The League voted against a Five Star motion to scrap the multibillion-euro project linking Turin to Lyon by a tunnel under the Alps.

After the vote, Salvini told supporters in the coastal town of Sabaudia "that something broke in the last months" in the governing coalition.

The vote on the rail link was "just the latest, clear, irreparable" sign of the sharp differences between the parties.

In his comments Wednesday, Salvini noted that the 5-Star's pet electoral promise, basic income, which the government passed, was a handout that did not create jobs. The aim of the legislation is to build on the security-and-migrantion decree that was approved a year ago and was also drafted Salvini, who has spearheaded the government's tough stance of denying NGO-run migrant-rescue ships access to Italian ports. He could also choose to install a technical government in order to pass the 2020 budget in the autumn, but that option is unpopular with all parties.

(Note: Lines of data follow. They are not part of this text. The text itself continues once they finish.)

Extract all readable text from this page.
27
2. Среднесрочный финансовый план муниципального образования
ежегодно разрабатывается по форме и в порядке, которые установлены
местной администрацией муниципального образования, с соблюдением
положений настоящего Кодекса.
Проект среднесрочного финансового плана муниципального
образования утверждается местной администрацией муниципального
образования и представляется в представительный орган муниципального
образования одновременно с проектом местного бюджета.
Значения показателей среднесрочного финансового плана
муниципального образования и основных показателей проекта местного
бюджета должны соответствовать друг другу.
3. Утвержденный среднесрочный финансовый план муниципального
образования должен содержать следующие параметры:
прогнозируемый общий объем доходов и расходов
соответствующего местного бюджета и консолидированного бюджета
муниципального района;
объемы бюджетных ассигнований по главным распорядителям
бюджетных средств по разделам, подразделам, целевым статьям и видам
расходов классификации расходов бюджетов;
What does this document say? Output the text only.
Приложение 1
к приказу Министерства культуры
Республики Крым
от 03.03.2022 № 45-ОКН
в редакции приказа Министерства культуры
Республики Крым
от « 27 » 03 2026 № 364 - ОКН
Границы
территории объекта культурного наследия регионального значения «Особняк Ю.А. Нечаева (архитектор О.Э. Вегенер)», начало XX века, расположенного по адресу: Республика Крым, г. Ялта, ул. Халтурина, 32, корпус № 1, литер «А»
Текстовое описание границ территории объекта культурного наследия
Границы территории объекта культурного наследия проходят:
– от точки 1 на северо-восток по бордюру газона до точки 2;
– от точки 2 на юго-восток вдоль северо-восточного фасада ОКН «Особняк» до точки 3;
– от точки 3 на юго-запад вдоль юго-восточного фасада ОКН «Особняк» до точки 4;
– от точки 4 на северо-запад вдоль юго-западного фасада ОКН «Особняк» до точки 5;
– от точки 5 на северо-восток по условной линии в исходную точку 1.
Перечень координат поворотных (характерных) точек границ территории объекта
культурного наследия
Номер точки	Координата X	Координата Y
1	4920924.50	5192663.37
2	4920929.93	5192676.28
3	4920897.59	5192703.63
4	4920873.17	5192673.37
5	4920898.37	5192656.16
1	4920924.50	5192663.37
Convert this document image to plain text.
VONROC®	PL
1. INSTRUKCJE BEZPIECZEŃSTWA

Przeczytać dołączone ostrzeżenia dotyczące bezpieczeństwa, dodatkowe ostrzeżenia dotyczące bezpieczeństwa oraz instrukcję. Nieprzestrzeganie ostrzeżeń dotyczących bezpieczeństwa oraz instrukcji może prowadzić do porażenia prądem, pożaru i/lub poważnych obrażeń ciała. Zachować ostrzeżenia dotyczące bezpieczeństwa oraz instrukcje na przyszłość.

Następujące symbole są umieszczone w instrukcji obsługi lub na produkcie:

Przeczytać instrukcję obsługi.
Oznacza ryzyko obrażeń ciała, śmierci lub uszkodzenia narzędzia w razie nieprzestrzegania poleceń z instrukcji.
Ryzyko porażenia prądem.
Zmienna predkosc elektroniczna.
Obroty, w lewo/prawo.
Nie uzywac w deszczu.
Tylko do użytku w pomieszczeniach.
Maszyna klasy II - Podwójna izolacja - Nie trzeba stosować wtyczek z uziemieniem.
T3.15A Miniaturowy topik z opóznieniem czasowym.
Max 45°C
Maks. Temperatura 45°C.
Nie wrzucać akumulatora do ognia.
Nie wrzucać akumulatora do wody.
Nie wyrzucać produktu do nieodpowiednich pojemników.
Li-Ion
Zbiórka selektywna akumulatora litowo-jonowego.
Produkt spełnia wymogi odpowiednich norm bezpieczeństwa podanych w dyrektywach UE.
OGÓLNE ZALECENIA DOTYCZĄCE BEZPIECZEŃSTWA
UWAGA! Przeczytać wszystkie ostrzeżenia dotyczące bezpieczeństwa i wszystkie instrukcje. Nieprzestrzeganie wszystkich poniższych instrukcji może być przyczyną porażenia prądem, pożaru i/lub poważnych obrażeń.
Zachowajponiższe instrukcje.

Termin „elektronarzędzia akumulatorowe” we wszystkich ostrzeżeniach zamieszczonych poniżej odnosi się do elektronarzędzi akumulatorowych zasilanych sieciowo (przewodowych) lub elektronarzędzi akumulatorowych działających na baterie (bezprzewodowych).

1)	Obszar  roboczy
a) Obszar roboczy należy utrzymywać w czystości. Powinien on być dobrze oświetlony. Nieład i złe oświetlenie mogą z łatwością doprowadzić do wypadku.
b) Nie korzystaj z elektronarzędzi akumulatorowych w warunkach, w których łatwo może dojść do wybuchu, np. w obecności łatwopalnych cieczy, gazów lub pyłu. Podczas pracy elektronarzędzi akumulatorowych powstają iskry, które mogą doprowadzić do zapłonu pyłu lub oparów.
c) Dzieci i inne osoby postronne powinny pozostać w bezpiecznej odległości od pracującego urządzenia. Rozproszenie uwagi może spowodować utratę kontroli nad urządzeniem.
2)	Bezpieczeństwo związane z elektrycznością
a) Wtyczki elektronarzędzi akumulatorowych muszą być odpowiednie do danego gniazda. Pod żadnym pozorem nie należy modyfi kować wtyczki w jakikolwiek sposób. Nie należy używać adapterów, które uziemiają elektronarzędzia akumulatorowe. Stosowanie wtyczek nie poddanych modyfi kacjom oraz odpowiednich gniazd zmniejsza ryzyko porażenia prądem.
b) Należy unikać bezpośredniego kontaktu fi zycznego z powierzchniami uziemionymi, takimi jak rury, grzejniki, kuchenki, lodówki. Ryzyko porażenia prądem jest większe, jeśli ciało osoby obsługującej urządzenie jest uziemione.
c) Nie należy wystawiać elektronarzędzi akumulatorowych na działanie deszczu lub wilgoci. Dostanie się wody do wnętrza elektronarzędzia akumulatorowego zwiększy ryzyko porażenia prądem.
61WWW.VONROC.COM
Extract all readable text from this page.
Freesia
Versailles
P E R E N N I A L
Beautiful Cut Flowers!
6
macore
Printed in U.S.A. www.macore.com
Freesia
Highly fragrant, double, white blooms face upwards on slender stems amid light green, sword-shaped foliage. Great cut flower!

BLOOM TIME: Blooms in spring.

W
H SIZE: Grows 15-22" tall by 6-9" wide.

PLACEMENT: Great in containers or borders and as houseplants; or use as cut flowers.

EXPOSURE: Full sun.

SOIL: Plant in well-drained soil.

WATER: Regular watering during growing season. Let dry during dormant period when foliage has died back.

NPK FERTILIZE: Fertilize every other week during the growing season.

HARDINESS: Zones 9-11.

Salvini's anti-migrant, anti-NGO stance is credited with the League's surge in popularity. Surveys put support for the party now at 38%. Its support hovers at 17% now.


Most of all, he took issue with suggestions that the government was in a stalemate. But Conte has said it should be up to the lower chamber that decides whether the government has confidence in him. At one of those events, on Wednesday night, Salvini spoke nearly wistfully about the first months of the coalition, but said, "I don't deny that in the last three months, something changed, something broke".